Now, let's define a simple cache entry:
>>> from collections import namedtuple
>>> Entry = namedtuple("Entry", "timestamp payload")
>>> def make_entry(payload):
... return Entry(current_time, payload)
and a loader function
>>> def load(full_key):
... print "Loading", full_key
... return make_entry(u"Entry for %r" % (full_key,))
For the following parts, we consider an entry to be "too old", if it has
been created more then two "ticks" ago:
>>> def is_still_current(entry):
... return current_time - entry.timestamp <= 2
Finally, we create another cache thingy
>>> cache = DecayingLRUCache(load, tester=is_still_current, capacity=3)
The `DecayingLRUCache` shows much of the same behaviour of the `AutoLRUCache`,
namely:
>>> cache.load(1)
Loading 1
Entry(timestamp=0, payload=u'Entry for 1')
>>> cache.load(2)
Loading 2
Entry(timestamp=0, payload=u'Entry for 2')
>>> cache.load(3)
Loading 3
Entry(timestamp=0, payload=u'Entry for 3')
>>> cache.load(4)
Loading 4
Entry(timestamp=0, payload=u'Entry for 4')
>>> cache.load(1)
Loading 1
Entry(timestamp=0, payload=u'Entry for 1')
The entry with key `1` had to be reloaded, since the cache has a capacity of
3, and the old entry for `1` was evicted when the entry for `4` was loaded
and we needed to make room.
>>> cache.load(3)
Entry(timestamp=0, payload=u'Entry for 3')
Now, let's advance time
>>> tick()
>>> cache.load(3)
Entry(timestamp=0, payload=u'Entry for 3')
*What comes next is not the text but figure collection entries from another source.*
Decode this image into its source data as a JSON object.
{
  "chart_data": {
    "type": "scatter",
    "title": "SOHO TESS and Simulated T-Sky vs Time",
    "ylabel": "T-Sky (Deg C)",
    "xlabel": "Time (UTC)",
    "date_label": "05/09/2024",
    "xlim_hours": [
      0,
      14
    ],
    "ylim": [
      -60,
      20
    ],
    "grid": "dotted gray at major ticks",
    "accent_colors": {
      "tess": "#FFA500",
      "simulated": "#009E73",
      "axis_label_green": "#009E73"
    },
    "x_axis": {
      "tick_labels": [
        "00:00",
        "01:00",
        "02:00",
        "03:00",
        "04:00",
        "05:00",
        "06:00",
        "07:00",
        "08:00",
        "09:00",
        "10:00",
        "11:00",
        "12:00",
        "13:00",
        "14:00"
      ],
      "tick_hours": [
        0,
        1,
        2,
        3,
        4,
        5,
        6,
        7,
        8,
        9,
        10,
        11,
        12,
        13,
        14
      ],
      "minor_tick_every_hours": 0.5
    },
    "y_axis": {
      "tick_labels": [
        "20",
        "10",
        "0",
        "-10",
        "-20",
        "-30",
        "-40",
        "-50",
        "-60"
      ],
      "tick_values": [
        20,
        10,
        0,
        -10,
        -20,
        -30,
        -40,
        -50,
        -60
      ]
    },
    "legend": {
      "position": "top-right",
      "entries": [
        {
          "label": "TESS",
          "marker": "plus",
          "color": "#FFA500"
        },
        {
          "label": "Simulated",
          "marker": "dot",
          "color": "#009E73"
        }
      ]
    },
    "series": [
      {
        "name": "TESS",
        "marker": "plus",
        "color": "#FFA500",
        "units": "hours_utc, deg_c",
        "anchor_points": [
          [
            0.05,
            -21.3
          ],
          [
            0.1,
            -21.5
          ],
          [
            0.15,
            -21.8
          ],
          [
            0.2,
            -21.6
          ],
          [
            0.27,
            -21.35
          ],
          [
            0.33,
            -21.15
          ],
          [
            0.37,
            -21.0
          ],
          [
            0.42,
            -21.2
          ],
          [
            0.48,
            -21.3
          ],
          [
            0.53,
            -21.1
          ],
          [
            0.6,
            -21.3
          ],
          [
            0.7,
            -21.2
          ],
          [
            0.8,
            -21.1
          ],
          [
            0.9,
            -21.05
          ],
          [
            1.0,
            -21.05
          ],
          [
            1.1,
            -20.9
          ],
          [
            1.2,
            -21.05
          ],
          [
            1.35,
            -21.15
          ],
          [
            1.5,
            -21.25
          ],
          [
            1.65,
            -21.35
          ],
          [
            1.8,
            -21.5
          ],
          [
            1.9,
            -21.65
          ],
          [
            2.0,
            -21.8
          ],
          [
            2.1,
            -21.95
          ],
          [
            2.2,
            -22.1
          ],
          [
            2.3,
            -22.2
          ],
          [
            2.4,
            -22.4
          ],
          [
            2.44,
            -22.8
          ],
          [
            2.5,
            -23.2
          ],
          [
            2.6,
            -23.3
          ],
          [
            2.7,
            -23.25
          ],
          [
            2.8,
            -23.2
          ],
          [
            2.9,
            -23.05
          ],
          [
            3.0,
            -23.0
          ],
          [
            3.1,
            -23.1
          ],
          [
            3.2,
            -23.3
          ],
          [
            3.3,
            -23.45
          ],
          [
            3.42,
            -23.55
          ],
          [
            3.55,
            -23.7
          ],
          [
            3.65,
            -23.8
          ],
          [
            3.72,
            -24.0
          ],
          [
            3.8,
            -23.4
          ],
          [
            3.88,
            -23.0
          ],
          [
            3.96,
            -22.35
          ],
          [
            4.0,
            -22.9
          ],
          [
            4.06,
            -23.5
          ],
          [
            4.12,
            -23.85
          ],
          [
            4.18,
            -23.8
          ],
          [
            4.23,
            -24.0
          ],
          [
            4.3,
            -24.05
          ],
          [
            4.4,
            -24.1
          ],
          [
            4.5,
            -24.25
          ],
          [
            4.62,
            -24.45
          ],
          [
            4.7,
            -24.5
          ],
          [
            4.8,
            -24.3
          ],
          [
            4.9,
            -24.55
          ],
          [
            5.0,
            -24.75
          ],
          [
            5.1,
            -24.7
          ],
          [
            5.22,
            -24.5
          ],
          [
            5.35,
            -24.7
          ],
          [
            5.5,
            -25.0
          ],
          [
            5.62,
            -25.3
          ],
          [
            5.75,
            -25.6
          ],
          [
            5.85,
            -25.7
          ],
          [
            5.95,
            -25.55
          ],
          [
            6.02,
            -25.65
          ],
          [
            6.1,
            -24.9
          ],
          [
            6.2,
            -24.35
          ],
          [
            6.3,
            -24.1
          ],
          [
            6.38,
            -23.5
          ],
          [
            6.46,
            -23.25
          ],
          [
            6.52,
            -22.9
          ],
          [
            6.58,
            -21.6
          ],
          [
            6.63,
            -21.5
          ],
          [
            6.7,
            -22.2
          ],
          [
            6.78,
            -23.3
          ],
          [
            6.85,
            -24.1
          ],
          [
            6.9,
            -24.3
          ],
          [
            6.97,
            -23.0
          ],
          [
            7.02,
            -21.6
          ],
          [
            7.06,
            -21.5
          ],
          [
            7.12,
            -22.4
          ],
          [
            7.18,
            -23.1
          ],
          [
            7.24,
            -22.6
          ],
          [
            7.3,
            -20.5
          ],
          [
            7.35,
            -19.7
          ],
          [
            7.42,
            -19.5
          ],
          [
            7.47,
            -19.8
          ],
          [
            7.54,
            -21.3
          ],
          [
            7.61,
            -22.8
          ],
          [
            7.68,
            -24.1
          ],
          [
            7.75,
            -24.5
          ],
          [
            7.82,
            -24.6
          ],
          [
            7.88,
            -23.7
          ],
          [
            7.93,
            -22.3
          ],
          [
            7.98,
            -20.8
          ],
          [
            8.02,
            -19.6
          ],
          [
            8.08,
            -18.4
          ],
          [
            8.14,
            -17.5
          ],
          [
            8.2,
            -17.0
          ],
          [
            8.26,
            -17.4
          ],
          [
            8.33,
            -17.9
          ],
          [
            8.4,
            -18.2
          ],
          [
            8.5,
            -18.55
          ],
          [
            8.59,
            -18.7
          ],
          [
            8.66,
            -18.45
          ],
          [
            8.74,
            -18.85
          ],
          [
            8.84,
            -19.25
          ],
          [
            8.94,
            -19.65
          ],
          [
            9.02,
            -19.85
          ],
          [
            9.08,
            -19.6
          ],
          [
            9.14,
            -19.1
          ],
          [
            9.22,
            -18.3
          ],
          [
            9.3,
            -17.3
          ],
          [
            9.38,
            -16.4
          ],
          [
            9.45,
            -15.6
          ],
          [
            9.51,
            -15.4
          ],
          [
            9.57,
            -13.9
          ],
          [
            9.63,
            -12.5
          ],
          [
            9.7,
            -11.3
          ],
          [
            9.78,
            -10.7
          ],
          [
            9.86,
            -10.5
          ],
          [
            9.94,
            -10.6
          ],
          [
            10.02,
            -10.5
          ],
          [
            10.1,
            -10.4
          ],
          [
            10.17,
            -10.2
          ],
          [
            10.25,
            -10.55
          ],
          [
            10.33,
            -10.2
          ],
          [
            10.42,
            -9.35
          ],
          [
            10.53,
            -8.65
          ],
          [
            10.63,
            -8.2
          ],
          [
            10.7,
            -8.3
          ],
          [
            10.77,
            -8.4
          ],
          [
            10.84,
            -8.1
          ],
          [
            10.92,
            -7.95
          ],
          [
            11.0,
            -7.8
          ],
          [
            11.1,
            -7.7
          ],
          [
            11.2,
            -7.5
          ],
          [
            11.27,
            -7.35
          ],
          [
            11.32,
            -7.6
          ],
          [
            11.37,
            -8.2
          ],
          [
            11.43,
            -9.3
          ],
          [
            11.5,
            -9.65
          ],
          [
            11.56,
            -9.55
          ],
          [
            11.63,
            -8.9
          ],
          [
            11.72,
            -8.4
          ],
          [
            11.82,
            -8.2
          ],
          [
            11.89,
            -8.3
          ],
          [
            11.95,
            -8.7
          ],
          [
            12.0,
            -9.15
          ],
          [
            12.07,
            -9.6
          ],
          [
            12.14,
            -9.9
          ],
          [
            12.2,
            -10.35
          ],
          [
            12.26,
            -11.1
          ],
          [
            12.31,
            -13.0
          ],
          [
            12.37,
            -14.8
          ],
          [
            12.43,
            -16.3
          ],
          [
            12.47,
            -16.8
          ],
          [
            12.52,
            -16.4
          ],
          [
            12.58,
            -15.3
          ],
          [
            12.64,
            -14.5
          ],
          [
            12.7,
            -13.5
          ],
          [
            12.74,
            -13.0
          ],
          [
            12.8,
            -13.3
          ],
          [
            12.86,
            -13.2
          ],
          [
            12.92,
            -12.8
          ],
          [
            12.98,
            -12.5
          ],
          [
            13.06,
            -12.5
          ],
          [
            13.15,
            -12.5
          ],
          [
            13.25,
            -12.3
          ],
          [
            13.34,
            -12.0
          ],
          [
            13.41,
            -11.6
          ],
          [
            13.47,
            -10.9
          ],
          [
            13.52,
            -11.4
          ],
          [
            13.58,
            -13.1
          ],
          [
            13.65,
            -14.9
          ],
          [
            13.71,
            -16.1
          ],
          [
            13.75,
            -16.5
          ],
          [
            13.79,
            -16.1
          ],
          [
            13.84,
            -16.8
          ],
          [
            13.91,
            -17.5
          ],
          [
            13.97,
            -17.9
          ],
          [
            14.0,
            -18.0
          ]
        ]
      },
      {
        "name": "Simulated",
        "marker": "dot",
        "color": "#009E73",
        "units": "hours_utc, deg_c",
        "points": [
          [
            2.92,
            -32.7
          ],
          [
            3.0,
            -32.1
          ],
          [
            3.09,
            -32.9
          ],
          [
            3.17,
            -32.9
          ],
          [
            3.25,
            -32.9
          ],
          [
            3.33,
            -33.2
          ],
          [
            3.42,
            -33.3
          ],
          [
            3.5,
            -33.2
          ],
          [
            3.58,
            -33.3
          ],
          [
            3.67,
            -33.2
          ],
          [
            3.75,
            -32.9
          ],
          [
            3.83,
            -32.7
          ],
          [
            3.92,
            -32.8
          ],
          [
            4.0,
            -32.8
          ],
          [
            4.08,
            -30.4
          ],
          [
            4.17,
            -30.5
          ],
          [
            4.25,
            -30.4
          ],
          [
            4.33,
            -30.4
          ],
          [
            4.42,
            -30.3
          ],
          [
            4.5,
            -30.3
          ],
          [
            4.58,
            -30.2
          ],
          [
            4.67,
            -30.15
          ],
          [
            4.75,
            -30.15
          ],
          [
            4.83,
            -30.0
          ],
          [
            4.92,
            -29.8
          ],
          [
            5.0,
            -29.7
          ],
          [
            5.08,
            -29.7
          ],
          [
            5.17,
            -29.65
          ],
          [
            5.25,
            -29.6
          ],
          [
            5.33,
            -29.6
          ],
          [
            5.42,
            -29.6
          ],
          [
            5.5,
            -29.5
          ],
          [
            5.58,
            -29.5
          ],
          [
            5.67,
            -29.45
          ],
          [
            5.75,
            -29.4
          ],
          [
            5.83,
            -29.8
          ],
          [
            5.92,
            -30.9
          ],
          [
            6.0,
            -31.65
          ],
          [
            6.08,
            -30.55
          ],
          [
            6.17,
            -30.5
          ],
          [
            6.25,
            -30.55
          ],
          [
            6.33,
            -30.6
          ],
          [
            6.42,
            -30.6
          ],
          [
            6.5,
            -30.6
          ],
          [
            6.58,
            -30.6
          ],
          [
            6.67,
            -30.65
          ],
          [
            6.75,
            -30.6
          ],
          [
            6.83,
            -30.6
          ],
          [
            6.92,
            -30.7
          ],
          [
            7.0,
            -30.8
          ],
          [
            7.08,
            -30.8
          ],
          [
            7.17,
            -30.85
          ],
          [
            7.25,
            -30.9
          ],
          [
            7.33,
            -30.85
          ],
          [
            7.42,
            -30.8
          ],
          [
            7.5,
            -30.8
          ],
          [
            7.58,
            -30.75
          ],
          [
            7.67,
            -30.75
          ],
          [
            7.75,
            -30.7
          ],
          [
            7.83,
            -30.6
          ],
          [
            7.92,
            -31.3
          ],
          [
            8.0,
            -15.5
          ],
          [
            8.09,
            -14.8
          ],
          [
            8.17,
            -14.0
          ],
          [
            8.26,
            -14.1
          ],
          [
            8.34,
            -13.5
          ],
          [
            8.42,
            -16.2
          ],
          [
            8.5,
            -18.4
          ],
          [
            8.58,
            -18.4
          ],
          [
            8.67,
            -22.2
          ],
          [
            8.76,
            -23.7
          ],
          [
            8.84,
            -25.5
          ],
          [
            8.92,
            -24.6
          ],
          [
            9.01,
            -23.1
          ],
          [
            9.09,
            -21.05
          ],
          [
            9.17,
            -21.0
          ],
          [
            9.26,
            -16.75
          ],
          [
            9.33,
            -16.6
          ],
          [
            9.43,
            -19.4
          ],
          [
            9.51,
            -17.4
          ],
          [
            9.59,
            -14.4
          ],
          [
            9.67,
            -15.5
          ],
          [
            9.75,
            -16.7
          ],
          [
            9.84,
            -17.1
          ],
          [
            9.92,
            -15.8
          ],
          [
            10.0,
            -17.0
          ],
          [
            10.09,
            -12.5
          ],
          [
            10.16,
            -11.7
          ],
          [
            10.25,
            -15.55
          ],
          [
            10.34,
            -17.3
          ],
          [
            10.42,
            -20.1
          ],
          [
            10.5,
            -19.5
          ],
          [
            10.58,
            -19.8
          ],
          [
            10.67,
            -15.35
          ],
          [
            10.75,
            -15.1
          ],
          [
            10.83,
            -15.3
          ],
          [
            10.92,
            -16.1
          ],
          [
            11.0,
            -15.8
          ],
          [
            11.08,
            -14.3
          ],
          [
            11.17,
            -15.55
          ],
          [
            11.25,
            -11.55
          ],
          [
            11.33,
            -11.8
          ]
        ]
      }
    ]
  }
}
The entry is still available.
>>> tick()
>>> cache.load(3)
Entry(timestamp=0, payload=u'Entry for 3')
>>> tick()
>>> cache.load(3)
Loading 3
Entry(timestamp=3, payload=u'Entry for 3')
Note, that eviction is still based on LRU, not on the age test.
Change Log
==========
Version 0.5
------------
Added a "from __future__ import with_statement" for Python 2.5 compatibility.
Note, that supporting py2.5 is not a real goal, and I did not test the code
using that version.
Version 0.4
------------
Added class `DecayingLRUCache`
Version 0.3
------------
Added class `SynchronizedLRUDict` as thread-safe counterpart for `LRUDict`.